Abstract
Hybrid male progeny from interspecies cross are more prone to sterility or inviability than hybrid female progeny, and the male sterility and inviability often demonstrate a parent-of-origin asymmetry. However, the underlying mechanism of asymmetric sterility or inviability remains elusive. We previously established a genome-wide hybrid incompatibility (HI) landscape between Caenorhabditis briggsae and C. nigoni by phenotyping a large collection of C. nigoni strains each carrying a C. briggsae introgression. In this study, we investigate the genetic mechanism of asymmetric sterility and inviability in both hybrid male and female progeny between the two species. Specifically, we performed reciprocal crosses between C. briggsae and different C. nigoni strains that each carries a GFP-labeled C. briggsae genomic fragment referred to as introgression, and scored the HI phenotypes in the F1 progeny. The aggregated introgressions cover 94.6% of the C. briggsae genome, including 100% of the X chromosome. Surprisingly, we observed that two C. briggsae X fragments that produce C. nigoni male sterility as an introgression rescued hybrid F1 sterility in males fathered by C. briggsae, indicating that at least two separate X-autosome interactions are involved in the hybrid male sterility. In addition, we identified another two C. briggsae genomic intervals on the Chromosome II or IV, respectively, which can rescue the inviability, but not the sterility, of hybrid F1 males fathered by C. nigoni, suggesting the involvement of differential epistatic interactions in the asymmetric hybrid male fertility and inviability. Importantly, backcrossing of the rescued sterile males with C. nigoni led to isolation of a 1.1-Mb genomic interval that specifically interacts with an X-linked introgression, which is essential for hybrid male fertility. We further identified three C. briggsae genomic intervals on the Chromosome I, II and III, respectively that produce inviability in all F1 progeny dependent or independent of the parent-of-origin. Taken together, we identified multiple independent interacting loci that are responsible for asymmetric hybrid male and female sterility and inviability, which provides important insights into the asymmetric HI and lays a foundation for their molecular characterization.

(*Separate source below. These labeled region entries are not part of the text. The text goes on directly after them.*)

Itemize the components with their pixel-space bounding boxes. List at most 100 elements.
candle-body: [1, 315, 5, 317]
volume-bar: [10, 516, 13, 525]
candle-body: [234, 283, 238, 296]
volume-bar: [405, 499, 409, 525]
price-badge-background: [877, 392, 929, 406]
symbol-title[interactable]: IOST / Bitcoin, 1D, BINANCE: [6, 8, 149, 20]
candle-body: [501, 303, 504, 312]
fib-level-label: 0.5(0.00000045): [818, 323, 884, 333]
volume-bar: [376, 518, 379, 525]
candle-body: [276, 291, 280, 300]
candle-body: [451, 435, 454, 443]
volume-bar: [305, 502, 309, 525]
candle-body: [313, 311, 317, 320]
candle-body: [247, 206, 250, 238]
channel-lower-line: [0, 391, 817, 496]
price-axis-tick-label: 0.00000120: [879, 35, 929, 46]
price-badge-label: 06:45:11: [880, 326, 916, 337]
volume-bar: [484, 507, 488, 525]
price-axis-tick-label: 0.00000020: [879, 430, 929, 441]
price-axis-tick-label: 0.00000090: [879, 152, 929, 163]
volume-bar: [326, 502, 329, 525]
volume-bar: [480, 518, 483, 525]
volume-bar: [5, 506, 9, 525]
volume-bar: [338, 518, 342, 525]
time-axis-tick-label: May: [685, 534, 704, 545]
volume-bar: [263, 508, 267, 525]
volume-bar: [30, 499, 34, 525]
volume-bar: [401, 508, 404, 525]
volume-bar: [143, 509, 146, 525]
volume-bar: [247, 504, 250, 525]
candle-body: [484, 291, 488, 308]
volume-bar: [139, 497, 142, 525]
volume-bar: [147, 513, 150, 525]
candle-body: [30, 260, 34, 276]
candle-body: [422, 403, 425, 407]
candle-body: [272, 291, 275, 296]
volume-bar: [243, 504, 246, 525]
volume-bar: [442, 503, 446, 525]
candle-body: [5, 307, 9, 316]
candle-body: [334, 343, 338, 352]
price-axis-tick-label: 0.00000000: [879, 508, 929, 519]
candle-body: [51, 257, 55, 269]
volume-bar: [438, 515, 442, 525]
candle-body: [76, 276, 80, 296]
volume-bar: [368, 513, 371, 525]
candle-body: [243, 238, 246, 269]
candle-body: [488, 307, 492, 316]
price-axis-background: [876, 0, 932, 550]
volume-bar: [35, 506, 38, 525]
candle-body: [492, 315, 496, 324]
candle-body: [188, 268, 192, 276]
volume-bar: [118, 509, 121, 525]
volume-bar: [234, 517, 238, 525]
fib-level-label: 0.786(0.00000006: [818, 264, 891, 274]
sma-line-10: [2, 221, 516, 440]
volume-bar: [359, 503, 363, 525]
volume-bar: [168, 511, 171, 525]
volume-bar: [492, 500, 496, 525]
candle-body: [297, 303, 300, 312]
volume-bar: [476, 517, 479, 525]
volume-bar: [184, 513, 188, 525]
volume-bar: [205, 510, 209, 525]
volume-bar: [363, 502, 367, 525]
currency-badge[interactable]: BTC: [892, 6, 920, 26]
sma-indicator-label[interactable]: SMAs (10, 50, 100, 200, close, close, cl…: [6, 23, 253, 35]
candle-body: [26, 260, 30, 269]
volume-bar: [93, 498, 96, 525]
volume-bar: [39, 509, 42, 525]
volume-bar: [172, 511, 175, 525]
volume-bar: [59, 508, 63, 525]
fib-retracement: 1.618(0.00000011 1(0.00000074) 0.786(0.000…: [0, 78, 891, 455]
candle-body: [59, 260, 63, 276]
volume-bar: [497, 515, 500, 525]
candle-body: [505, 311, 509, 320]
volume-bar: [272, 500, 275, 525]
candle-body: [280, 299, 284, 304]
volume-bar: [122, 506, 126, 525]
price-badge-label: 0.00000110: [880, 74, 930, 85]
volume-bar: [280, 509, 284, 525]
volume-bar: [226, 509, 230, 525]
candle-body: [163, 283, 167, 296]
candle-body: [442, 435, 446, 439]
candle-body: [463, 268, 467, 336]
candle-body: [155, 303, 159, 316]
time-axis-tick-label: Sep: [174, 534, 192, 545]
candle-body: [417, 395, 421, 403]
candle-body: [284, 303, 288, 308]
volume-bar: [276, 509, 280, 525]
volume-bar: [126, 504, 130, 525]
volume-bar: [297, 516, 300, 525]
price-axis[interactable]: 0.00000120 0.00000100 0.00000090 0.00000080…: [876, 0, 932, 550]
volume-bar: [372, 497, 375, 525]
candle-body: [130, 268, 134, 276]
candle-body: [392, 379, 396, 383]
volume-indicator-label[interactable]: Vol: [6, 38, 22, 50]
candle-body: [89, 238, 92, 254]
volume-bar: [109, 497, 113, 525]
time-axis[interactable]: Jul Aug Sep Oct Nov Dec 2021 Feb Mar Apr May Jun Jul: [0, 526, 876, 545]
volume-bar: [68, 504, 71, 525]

Author summary It is common that closely related species can mate with each other, but their hybrid progeny are often sterile or inviable, especially in the male progeny. The mechanism underlying the asymmetric sterility or inviability remains poorly understood. We previously addressed this question between two nematodes, Caenorhabditis briggsae and C. nigoni, by systematic substitution of various parts of the C. nigoni genome with its C. briggsae’s equivalent followed by phenotypic examination. Here we investigate the genetic mechanism of the asymmetric sterility and inviability in the hybrid F1 male and female progeny between the two species. We achieved this through crossing a cohort of C. nigoni strains each carrying a substitution with C. briggsae, which led to differential homozygosity of the C. briggsae substitution in the hybrid progeny. The aggregated substitutions cover 94.6% of the C. briggsae genome, including 100% of the X chromosome. Surprisingly, we identified two C. briggsae X fragments that produced C. nigoni male sterility as a substitution but rescued hybrid F1 sterility in males fathered by C. briggsae, indicating that at least two separate X-autosome interactions are involved in the hybrid male sterility. In addition, we identified multiple genomic intervals on C. briggsae autosomes that can rescue the inviability, but not the sterility, of hybrid F1 males fathered by C. nigoni. Importantly, we isolated a 1.1-Mb genomic interval that specifically interacts with an X-linked introgression, which is essential for hybrid male fertility. We further identified three C. briggsae genomic intervals on the Chromosome I, II and III, respectively that produce inviability in all F1 progeny dependent or independent of the parent-of-origin. The identified interacting loci lays a foundation for their molecular characterization.